How To Make Strawberry Chocolate Chip Cookies

Easy, quick, and fool proof strawberry cookies loaded with chocolate chips.

Mixed with a little oil, chocolate chips, eggs, baking powder and vanilla, strawberry cake mix is the base of what may be the prettiest and softest cookie you’ll ever bake. And they’re pink, too!

Oops I did it again.  One more cake mix cookie for you. Devil’s Food? check!  Vanilla? check! Now it’s time for pink to take over. A whole lotta pink.

I know many of you aren’t fond of using boxed mixes in recipes. I’m on the fence about it. I love it for its convenience and the cake batter taste it gives desserts, but nothing can truly beat a brownie made from scratch.  I’ve made some fantastic cake batter flavored treats without using cake mix at all, too. It IS possible. Hello, Cake Batter Sugar Cookies and Cupcake Puppy Chow (both = no cake mix!).
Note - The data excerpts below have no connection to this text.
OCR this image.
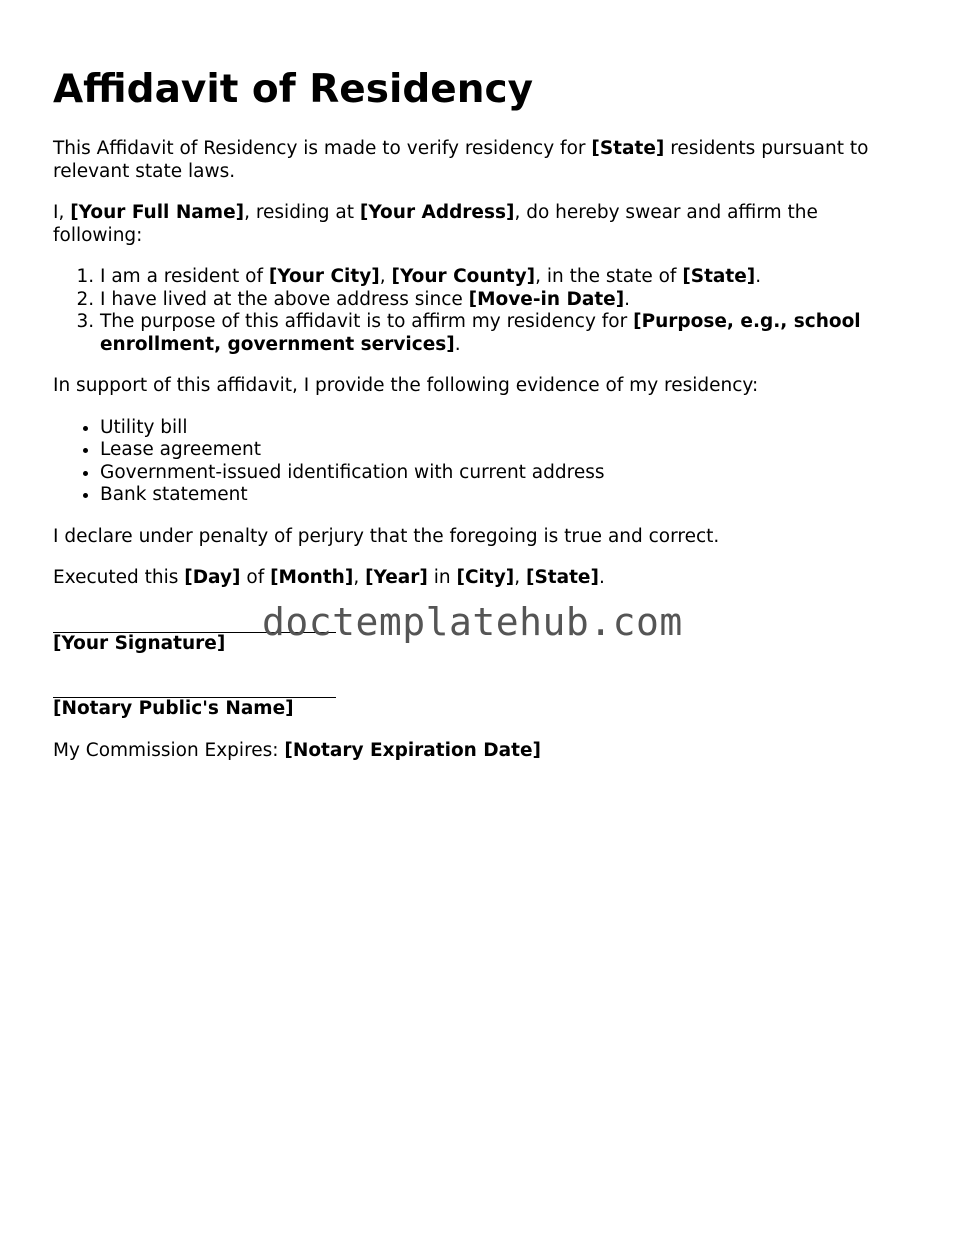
Affidavit of Residency

This Affidavit of Residency is made to verify residency for [State] residents pursuant to relevant state laws.

I, [Your Full Name], residing at [Your Address], do hereby swear and affirm the following:

1. I am a resident of [Your City], [Your County], in the state of [State].
2. I have lived at the above address since [Move-in Date].
3. The purpose of this affidavit is to affirm my residency for [Purpose, e.g., school enrollment, government services].

In support of this affidavit, I provide the following evidence of my residency:

• Utility bill
• Lease agreement
• Government-issued identification with current address
• Bank statement

I declare under penalty of perjury that the foregoing is true and correct.

Executed this [Day] of [Month], [Year] in [City], [State].

[Your Signature]

[Notary Public's Name]

My Commission Expires: [Notary Expiration Date]

doctemplatehub.com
Regardless, I haven’t been able to pin down a fantastic strawberry-dough based cookie recipe without using it, so I picked up a box of Duncan Hines strawberry cake mix the other day and things got even more pink around these parts.  I know you’ll love these. 🙂

How To Make Strawberry Chocolate Chip Cookies
How To Make Strawberry Chocolate Chip Cookies

Ingredients:

  • 1 box (18.25 oz) strawberry cake mix, like Duncan Hines
  • 1 teaspoon baking powder
  • 2 large eggs
  • 1/3 cup vegetable/canola oil
  • 1/2 teaspoon vanilla extract
  • 1 and 1/4 cup semi-sweet chocolate chips

Directions:

  1. Preheat oven to 350F. Line large baking sheet with parchment paper or silicone baking mat. Set aside.
  2. In a large bowl, mix together the cake mix and baking powder. Set aside. In a smaller bowl, whisk together the eggs, oil, and vanilla by hand. Add the egg mixture to the cake mixture and stir to form a dough- stir vigorously until all of the pockets of dry cake mix are gone. Gently mix in the chocolate chips.
  3. Drop rounded balls of dough, about 2 Tablespoons each, onto prepared baking sheet. Stick a few more chocolate chips on top of the cookie dough balls if you want them for looks, if desired. Make sure the balls of dough are taller than they are wide. See here for more details.
  4. Bake for 10 minutes – do not let the cookies get brown. Allow to cool on baking sheet for 3 minutes; they will be very soft at first. As they cool, the tops may settle down; press them down gently with your fingers if they are not sinking much. Transfer to a wire rack to cool completely. Store in an airtight container for up to one week.